I have to work on other tasks for the next couple of months (paying work calls, and I need to prepare for my Python and Django programming courses for cheminformatics; February 2011 in Leipzig, spaces still available!) so I don't have time to write up what I did to optimize the subgraph enumeration algorithm so it's about 3 times faster.

I do want to give you an idea of one of the directions I'm going. I want to see if there are better substructure fingerprint filters than the published ones I know about (MACCS and CACTVS), and I want to use more automated target-based techniques to find those keys. (Actually, I want to use query-based techniques but getting access to good query data sets is hard.)

I can now process about 150 structures per second, so I analyzed the first 352,710 PubChem structures (those with ids between 1 and 400000) with k=6 to get 128,284 unique SMARTS patterns with up to 6 atoms. I removed those patterns which occured in less than 0.1% of the structures leaving 7,999 SMARTS patterns.

I want to make a substructure filter based only on those SMARTS patterns. This is different from the MACCS and CACTVS keys which have fields for "more than 2 carbons" or "halogen". Can I pick, say, 64 of those SMARTS in order to have good selectivity?

What does "good" mean? I don't have the time to work out the ideas, but my first thought was to minimize the number of structures which have the same fingerprint. (I think this minimizes the NxN search time, but don't quote me on that.)

This is a high-dimensional search in a non-smooth space. After 20 years I finally have a chance to use a genetic algorithm. I downloaded Pyevolve and spent just enough time playing with it to get preliminary results. Result? Worse than a naive algorithm I'll talk about next, and without some nice characteristics like consistency of keys when the input set changes. That's often the problem with GAs. Well, there went two days of CPU time.

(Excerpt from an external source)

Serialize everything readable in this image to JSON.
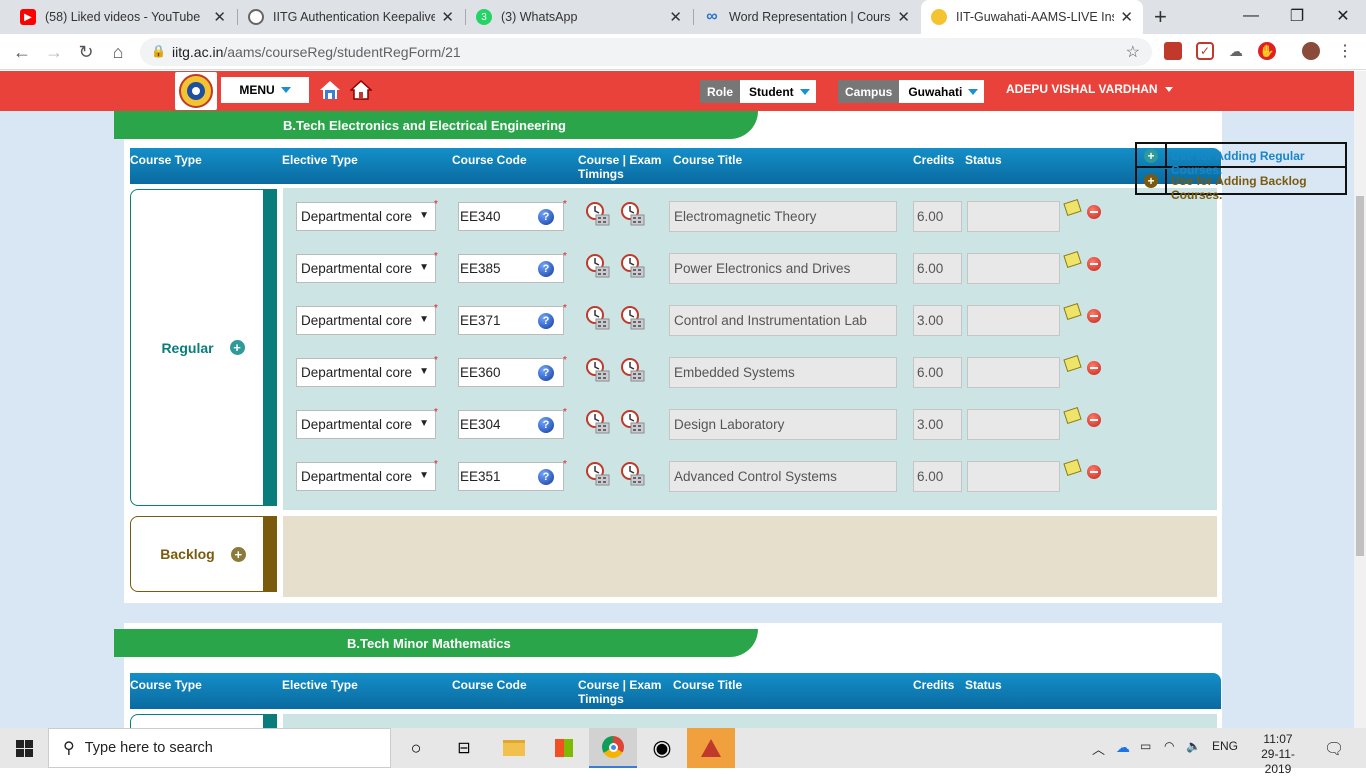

My naive approach was to start with the set of all compounds. For each SMARTS pattern I can break the set up into two parts: those with the pattern and those without. With a target-based optimization the best I can do is find the SMARTS which most closely splits the set in half. Now I have two sets. Repeat the algorithm but this time see how the SMARTS splits every set and use the sum of the squares of the size differences as my metric. (I have no idea if that's really the right metric.)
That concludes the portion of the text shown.